There is no quick fix for that, and we do not get to be heroes by making a click on a petition which simply hides the extent of the problem. We would have to do a lot more, as I read that you do, Eleonora.

Linda Kristensen
Linda K.2 years ago

"It's unthoughtful - childish would be a better word - to call a whole nation barbarians and proclaim to never ever travel there again because of what happened to Marius ..."

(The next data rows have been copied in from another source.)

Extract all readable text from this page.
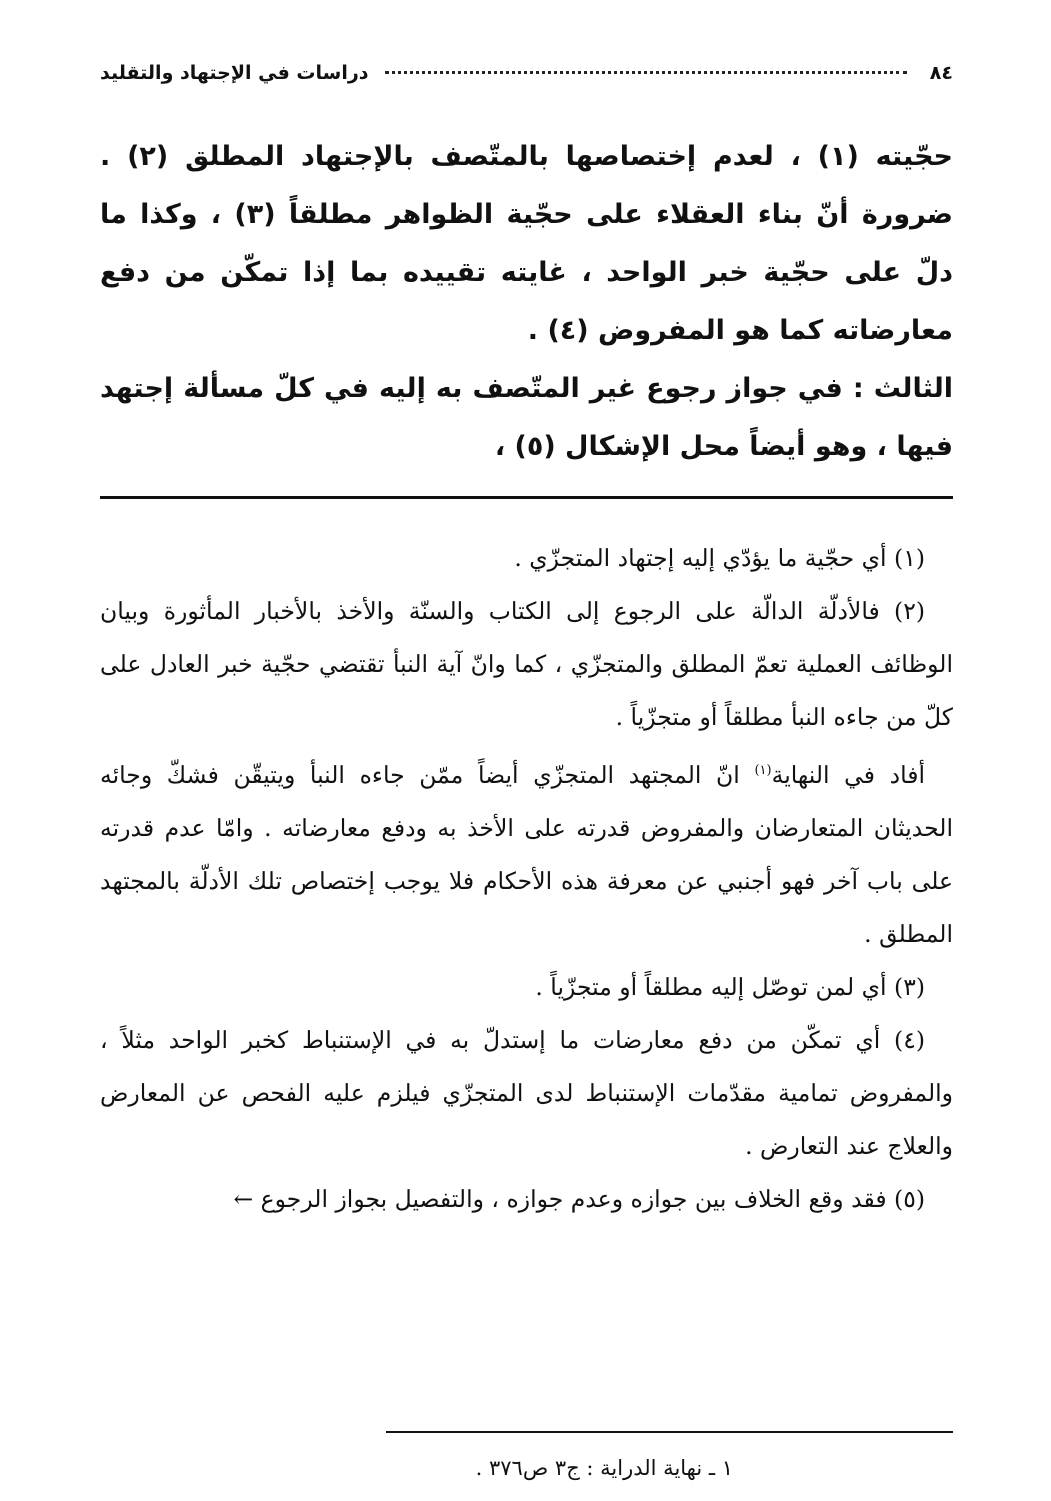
٨٤
دراسات في الإجتهاد والتقليد

حجّيته (١) ، لعدم إختصاصها بالمتّصف بالإجتهاد المطلق (٢) . ضرورة أنّ بناء العقلاء على حجّية الظواهر مطلقاً (٣) ، وكذا ما دلّ على حجّية خبر الواحد ، غايته تقييده بما إذا تمكّن من دفع معارضاته كما هو المفروض (٤) .

الثالث : في جواز رجوع غير المتّصف به إليه في كلّ مسألة إجتهد فيها ، وهو أيضاً محل الإشكال (٥) ،

(١) أي حجّية ما يؤدّي إليه إجتهاد المتجزّي .

(٢) فالأدلّة الدالّة على الرجوع إلى الكتاب والسنّة والأخذ بالأخبار المأثورة وبيان الوظائف العملية تعمّ المطلق والمتجزّي ، كما وانّ آية النبأ تقتضي حجّية خبر العادل على كلّ من جاءه النبأ مطلقاً أو متجزّياً .

أفاد في النهاية$^{(١)}$ انّ المجتهد المتجزّي أيضاً ممّن جاءه النبأ ويتيقّن فشكّ وجائه الحديثان المتعارضان والمفروض قدرته على الأخذ به ودفع معارضاته . وامّا عدم قدرته على باب آخر فهو أجنبي عن معرفة هذه الأحكام فلا يوجب إختصاص تلك الأدلّة بالمجتهد المطلق .

(٣) أي لمن توصّل إليه مطلقاً أو متجزّياً .

(٤) أي تمكّن من دفع معارضات ما إستدلّ به في الإستنباط كخبر الواحد مثلاً ، والمفروض تمامية مقدّمات الإستنباط لدى المتجزّي فيلزم عليه الفحص عن المعارض والعلاج عند التعارض .

(٥) فقد وقع الخلاف بين جوازه وعدم جوازه ، والتفصيل بجواز الرجوع ←

١ ـ نهاية الدراية : ج٣ ص٣٧٦ .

I do agree, there barbarians have just passe a law that forbids butchering animal without anesthesia, meaning halal butchering is now forbidden.

Gary B.
Gary B.2 years ago

FIRE Janni Løjtved Poulsen, then euthanize her. Coldhearted b.....

Michelle M.
Michelle M.2 years ago

i might not agree with some of these things but i understand them. but what i BELIEVE is if you are not going to have and keep and LOVE an animal for its whole life (while it's healthy) then don't get it to begin with. i will only put an animal down when it's sick/old. young and healthy? i'm thinkin the owners/handlers need to be put down instead.

Cathleen K.
Cathleen K.2 years ago

Oh, good grief. While I appreciate the need to manage the genetic diversity within the breeding stock of the European zoological association, and understood the reasoning behind the killing of the first Marius, when I opened the link above to the CNN interview with the zookeepers at Jyllands Park, it gave me real pause. They have room for only two giraffes, this second Marius and the one they wish to breed, the older brother of the first Marius! I'm assuming that they had only one parent in common, but that still leaves them with a lot of shared genetic material. The problem here is that they are conducting too much breeding for the space they have available. Any zoo that has room for only two giraffes is going to be keeping them in a small enclosure, where they live, essentially, in jail like conditions. Zoos like this simply should not exist. Large zoos, where the animals have several acres on which to roam, give animals some quality of life and should be the only type still in business.